Print version ISSN 0100-736X

Pesq. Vet. Bras. vol.32 no.5 Rio de Janeiro May 2012

http://dx.doi.org/10.1590/S0100-736X2012000500007 

ANIMAIS DE PRODUÇÃO

 

Mortalidade em potros associada ao parasitismo por Strongyloides westeri

 

Foal mortality associated with Strongyloides westeri parasitism

 

 

Ricardo B. LucenaI; Rafael A. FigheraII; Claudio S.L. BarrosII, *

IPrograma de Pós-Graduação em Medicina Veterinária, área de concentração em Patologia Veterinária, Centro de Ciências Rurais (CCR), Universidade Federal de Santa Maria (UFSM), Camobi, Santa Maria, RS 97105900, Brasil
IIDepartamento de Patologia, UFSM, Santa Maria, RS

 

 


RESUMO

É descrito um surto da infecção por Strongyloides westeri em potros. Cinco de seis potros recém desmamados desenvolveram diarreia, perda de peso, hipoalbuminemia e anemia. Grande número de ovos de nematódeos foi detectado nas fezes de dois desses potros. Três potros morreram naturalmente e um quarto foi eutanasiado in extremis. Os achados de necropsia em três potros consistiam de edema subcutâneo, ascite, hidrotórax e petéquias na mucosa do duodeno. Histologicamente, as alterações eram restritas à mucosa do duodeno e caracterizadas por atrofia das vilosidades e infiltrado inflamatório linfoplasmocítico na lamina propria. Múltiplas pequenas cavidades preenchidas por parasitas nematódeos e ovos embrionados ocorriam na ponta das vilosidades duodenais. Com base na epidemiologia, nas características morfológicas dos nematódeos e nos achados de necropsia no três potros necropsiados, um diagnóstico de infecção por S. westeri foi feito.

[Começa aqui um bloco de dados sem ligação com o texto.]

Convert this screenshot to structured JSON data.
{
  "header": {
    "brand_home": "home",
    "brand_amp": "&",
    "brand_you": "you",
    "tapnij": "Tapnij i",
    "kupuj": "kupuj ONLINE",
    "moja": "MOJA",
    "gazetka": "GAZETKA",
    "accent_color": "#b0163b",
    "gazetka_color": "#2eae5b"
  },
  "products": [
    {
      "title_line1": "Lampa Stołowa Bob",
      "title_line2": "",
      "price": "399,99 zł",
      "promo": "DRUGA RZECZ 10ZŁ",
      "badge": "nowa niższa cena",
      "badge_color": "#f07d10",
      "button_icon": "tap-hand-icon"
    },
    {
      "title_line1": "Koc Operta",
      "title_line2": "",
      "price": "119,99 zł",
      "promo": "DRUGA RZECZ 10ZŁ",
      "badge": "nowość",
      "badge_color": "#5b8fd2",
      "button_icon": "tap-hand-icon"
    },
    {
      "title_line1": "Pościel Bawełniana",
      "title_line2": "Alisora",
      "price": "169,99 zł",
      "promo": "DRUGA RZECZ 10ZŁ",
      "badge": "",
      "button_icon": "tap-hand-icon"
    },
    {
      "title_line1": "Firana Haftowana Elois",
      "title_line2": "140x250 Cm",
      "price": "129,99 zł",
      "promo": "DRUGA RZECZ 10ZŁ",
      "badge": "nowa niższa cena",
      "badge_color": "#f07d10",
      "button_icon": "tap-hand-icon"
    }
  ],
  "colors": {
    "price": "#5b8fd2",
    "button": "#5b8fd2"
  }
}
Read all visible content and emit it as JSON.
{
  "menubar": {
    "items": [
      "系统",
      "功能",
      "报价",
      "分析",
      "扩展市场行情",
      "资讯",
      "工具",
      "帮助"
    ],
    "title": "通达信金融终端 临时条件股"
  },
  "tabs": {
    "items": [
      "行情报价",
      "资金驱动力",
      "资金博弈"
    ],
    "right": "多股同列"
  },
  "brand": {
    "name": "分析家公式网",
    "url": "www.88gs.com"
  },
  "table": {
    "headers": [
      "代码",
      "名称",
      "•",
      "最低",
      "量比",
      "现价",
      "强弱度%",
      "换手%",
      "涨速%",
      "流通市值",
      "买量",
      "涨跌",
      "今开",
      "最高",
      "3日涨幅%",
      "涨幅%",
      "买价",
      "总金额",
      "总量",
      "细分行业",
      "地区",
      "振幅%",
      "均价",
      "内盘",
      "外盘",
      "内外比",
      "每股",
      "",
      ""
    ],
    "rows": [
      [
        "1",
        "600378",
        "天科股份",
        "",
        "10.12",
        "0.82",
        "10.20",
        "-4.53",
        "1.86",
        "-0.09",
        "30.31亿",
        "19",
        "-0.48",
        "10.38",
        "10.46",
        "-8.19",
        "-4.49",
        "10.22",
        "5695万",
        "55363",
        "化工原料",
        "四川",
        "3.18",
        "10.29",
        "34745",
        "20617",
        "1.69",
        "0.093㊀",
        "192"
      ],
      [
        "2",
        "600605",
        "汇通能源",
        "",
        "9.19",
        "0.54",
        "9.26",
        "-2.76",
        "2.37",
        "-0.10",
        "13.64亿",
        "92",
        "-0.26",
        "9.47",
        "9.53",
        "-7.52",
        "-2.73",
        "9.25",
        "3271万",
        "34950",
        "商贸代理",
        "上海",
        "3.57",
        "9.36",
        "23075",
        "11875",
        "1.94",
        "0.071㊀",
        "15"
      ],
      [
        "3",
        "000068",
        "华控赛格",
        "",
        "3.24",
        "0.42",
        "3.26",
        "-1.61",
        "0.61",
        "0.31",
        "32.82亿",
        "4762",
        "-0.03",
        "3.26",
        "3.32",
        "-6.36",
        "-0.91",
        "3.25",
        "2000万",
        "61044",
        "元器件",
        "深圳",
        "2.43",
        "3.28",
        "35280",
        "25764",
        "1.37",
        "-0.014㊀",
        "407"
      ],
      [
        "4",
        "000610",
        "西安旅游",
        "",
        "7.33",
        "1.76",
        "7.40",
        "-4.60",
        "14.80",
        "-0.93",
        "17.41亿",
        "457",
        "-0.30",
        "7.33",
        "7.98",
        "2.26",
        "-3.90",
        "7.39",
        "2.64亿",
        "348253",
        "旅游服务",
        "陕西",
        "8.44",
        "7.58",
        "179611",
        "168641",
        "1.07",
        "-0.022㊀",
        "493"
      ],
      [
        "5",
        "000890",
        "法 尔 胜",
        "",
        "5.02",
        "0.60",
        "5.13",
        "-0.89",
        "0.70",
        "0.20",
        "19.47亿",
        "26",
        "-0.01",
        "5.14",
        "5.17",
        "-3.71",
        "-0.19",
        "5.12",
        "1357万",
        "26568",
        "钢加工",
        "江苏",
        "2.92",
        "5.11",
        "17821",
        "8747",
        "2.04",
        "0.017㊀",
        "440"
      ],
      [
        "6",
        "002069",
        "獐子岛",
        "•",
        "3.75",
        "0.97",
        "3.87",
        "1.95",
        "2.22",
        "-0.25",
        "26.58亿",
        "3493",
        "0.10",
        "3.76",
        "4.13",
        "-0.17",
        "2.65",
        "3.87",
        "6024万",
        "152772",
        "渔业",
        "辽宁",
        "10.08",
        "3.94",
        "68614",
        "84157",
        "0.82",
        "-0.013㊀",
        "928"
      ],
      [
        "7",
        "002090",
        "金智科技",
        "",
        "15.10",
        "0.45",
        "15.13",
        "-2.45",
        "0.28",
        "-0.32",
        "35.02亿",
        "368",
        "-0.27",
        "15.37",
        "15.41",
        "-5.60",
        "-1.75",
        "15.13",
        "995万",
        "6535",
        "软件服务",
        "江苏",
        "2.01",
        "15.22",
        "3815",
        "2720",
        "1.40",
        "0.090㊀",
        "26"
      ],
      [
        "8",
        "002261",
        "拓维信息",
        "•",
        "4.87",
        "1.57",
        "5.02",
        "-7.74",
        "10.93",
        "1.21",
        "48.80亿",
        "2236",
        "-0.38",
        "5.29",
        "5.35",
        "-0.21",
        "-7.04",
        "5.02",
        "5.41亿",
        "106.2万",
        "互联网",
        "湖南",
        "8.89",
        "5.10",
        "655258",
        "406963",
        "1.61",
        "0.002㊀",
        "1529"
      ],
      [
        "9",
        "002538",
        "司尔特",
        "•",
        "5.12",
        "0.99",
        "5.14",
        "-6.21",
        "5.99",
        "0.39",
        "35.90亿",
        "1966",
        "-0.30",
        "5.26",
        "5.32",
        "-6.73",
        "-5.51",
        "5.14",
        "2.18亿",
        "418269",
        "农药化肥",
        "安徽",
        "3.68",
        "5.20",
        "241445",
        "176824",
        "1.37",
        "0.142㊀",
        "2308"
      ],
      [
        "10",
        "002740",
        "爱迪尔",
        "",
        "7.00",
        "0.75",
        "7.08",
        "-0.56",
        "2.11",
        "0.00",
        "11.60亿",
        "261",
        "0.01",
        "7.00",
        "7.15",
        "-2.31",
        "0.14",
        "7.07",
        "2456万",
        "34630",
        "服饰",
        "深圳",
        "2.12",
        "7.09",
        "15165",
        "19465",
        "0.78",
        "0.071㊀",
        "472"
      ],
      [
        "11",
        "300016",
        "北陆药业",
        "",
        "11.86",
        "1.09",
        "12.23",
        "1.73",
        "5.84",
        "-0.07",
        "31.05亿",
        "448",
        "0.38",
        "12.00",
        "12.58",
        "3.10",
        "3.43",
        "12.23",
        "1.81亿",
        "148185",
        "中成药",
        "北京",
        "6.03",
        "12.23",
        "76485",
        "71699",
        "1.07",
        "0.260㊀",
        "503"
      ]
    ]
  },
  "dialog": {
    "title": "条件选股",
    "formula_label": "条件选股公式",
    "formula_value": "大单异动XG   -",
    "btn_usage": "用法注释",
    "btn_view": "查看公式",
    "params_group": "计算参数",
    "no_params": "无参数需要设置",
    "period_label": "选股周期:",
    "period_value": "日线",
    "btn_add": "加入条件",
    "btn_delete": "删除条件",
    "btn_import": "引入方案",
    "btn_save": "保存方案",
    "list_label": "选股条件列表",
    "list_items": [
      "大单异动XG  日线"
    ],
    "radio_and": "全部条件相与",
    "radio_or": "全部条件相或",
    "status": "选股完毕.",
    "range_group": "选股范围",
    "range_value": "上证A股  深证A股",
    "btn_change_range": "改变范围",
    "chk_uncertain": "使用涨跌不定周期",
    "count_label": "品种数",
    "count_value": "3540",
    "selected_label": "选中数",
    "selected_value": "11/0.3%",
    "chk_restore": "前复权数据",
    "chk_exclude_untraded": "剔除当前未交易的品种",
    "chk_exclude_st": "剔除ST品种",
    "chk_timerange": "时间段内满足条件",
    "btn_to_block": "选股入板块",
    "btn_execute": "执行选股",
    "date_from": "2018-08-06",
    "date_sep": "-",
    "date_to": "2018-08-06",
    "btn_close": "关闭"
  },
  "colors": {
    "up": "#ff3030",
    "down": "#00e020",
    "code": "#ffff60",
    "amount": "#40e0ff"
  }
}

Termos de indexação: Doenças de equinos, doenças parasitárias, diarréia, anemia, estrongiloidose, Strongyloides westeri.


ABSTRACT

An outbreak of Strongyloides westeri infection in foals is described. Five out six weanling thoroughbred foals developed diarrhea, loss of weight, hipoalbuminemia and anemia. Large numbers nematode eggs were detected in the feces of two of those foals. Three foals died naturally and a fourth was euthanized in extremis. Necropsy findings from three foals were subcutaneous edema, ascites, hydrothorax and petechiae in the duodenal mucosa. Histologically, changes were restricted to the duodenum and were characterized by villous atrophy and limphoplasmacytic inflammatory infiltrate in the lamina propria. In the villous tips there were multiple small cavities filled by nematode parasites and embryonated eggs. Based on the epidemiology, morphological characteristics of the nematodes and necropsy finds from the necropsy of three affected foals, a diagnosis of S. westeri infection was made.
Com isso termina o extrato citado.